Throughout our existence as an earth-bound species, we have struggled to hunt and gather enough sustenance to survive. And in many respects, we have become hugely successful in tackling the dilemma of extreme human poverty and starvation. Data from the the World Bank show that In the past 25 years alone, we have lowered the numbers of humans suffering severe privation from 30 per cent globally to almost 10 per cent. Those of us who continue to suffer from starvation are found principally in war-torn countries — presently, Sub-Saharan Africa and the Middle East.

Much of the improvement in feeding the world has come from agricultural activity.

Indeed, we have gone beyond all expectations as the world’s agriculture production has increased by more than 50 per cent in the past quarter-century, at twice the rate of growth in our human population. We can presently feed a billion people more than the world’s current inhabitants. 

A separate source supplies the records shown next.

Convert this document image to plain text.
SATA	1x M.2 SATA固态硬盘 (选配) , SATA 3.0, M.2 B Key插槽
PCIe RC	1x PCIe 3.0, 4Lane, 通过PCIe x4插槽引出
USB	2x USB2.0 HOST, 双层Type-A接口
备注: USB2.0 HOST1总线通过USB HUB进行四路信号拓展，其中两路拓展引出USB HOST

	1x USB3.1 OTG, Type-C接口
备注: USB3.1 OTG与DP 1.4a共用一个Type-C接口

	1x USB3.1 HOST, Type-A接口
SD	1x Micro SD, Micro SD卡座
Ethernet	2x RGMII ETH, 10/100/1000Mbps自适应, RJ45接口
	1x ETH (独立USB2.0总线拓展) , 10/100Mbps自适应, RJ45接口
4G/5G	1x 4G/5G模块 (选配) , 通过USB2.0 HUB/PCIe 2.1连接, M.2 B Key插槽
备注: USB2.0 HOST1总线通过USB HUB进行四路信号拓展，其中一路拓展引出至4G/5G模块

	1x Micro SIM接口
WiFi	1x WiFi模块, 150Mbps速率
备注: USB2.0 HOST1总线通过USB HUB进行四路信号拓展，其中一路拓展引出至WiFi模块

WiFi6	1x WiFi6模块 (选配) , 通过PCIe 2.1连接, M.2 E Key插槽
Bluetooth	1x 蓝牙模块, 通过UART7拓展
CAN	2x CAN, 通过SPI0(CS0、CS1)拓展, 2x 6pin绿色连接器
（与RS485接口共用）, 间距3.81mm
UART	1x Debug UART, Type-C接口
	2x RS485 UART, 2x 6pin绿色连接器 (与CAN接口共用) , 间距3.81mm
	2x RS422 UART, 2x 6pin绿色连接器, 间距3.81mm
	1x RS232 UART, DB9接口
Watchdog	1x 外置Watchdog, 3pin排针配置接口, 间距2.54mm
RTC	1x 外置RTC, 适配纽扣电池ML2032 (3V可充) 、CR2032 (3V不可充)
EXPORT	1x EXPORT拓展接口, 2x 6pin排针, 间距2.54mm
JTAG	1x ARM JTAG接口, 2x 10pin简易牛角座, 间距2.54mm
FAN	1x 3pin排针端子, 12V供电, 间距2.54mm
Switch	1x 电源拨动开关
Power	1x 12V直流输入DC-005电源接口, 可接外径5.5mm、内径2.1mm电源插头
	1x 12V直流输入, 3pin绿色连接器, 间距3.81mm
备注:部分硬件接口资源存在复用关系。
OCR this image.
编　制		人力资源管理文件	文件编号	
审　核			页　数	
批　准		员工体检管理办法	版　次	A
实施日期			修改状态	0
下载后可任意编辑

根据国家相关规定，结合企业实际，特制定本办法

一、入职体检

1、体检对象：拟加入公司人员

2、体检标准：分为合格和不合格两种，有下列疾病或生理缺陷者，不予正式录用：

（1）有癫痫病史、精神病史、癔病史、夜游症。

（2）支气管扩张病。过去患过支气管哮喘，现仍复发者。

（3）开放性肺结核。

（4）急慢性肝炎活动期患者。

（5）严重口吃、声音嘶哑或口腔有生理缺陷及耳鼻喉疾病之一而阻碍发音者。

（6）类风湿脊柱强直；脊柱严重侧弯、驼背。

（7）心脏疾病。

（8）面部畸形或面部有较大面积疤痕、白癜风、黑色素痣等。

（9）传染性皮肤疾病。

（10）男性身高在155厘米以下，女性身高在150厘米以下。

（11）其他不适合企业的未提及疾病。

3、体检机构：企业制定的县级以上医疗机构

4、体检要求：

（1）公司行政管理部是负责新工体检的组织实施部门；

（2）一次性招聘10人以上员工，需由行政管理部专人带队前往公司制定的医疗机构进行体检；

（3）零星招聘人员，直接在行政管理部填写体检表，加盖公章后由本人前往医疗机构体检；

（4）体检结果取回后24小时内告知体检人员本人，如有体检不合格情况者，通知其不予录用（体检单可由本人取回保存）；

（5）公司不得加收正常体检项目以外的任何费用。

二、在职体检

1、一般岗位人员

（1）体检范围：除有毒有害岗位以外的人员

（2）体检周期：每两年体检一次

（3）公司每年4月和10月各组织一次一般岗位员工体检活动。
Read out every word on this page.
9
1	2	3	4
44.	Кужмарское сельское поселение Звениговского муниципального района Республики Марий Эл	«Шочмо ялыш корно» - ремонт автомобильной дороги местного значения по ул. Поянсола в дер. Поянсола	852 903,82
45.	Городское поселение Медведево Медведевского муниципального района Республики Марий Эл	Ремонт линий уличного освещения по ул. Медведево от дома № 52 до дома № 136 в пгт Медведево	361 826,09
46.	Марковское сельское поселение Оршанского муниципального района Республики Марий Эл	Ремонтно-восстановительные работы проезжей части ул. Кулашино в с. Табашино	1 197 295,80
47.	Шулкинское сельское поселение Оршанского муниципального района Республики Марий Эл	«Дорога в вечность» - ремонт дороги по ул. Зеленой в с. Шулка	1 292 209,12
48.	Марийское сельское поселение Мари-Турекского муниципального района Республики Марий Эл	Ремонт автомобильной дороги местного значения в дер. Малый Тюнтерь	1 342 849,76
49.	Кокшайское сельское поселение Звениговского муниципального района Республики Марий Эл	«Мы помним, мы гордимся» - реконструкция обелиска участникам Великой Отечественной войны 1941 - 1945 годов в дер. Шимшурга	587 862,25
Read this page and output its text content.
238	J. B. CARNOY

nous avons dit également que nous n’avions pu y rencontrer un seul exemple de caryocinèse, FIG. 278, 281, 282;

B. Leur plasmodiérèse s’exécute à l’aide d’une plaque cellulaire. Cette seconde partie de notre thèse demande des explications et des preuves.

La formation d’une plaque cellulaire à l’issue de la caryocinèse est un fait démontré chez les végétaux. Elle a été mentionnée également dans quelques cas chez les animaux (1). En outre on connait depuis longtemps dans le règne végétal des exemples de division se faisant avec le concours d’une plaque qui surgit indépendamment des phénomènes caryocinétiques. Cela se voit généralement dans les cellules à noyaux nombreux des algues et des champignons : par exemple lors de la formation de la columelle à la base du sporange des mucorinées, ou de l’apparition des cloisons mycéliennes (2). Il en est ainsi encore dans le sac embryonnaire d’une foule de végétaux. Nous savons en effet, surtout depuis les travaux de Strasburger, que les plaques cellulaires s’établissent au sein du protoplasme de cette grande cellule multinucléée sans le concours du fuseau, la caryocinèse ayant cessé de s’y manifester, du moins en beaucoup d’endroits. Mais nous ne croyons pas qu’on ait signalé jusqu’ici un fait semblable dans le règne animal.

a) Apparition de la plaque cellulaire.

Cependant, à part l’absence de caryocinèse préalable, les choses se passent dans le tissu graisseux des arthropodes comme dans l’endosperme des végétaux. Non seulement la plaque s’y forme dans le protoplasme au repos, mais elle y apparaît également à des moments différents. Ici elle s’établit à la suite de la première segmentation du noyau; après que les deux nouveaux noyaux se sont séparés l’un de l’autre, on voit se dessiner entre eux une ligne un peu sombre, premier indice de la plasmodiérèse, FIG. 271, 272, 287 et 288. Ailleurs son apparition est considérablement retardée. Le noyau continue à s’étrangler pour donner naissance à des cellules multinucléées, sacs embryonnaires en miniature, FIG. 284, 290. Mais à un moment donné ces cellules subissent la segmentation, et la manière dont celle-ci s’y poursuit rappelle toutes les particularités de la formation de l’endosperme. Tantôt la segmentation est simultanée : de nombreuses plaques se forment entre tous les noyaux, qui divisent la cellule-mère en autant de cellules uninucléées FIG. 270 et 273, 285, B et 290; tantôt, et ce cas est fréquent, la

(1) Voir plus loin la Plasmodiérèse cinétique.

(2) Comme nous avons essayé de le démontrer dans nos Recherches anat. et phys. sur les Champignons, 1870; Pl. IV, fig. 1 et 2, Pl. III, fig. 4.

Simultaneously, the reactive impact of this Newtonian force of human advancement brings troubling environmental consequences. For example, 26 per cent of the world’s greenhouse gases come from food production. Fifty per cent of the globe’s habitable land is used for agriculture (and growing). Agriculture consumes 70 per cent of our freshwater and accounts for nearly 80 per cent of ocean and freshwater pollution. Livestock now accounts for 94 per cent of the mammal biomass (excluding humans) and over 70 per cent of bird biomass is composed of poultry. 

The impact of our food production processes alone is estimated by the World Agricultural Organization to take us past the 2.0 C mark by the end of this century.

Still, there is hope. Worldwide, we waste 17 per cent of our food production (120 kilograms per person per year), enough to feed another one billion people. 

As Einstein stated, a 17 per cent solution is just a matter of taking action.

We can be much more effective in tackling our pollution problems than focusing our principal efforts on gas pump taxation and taxing our families to invest in making lithium car batteries.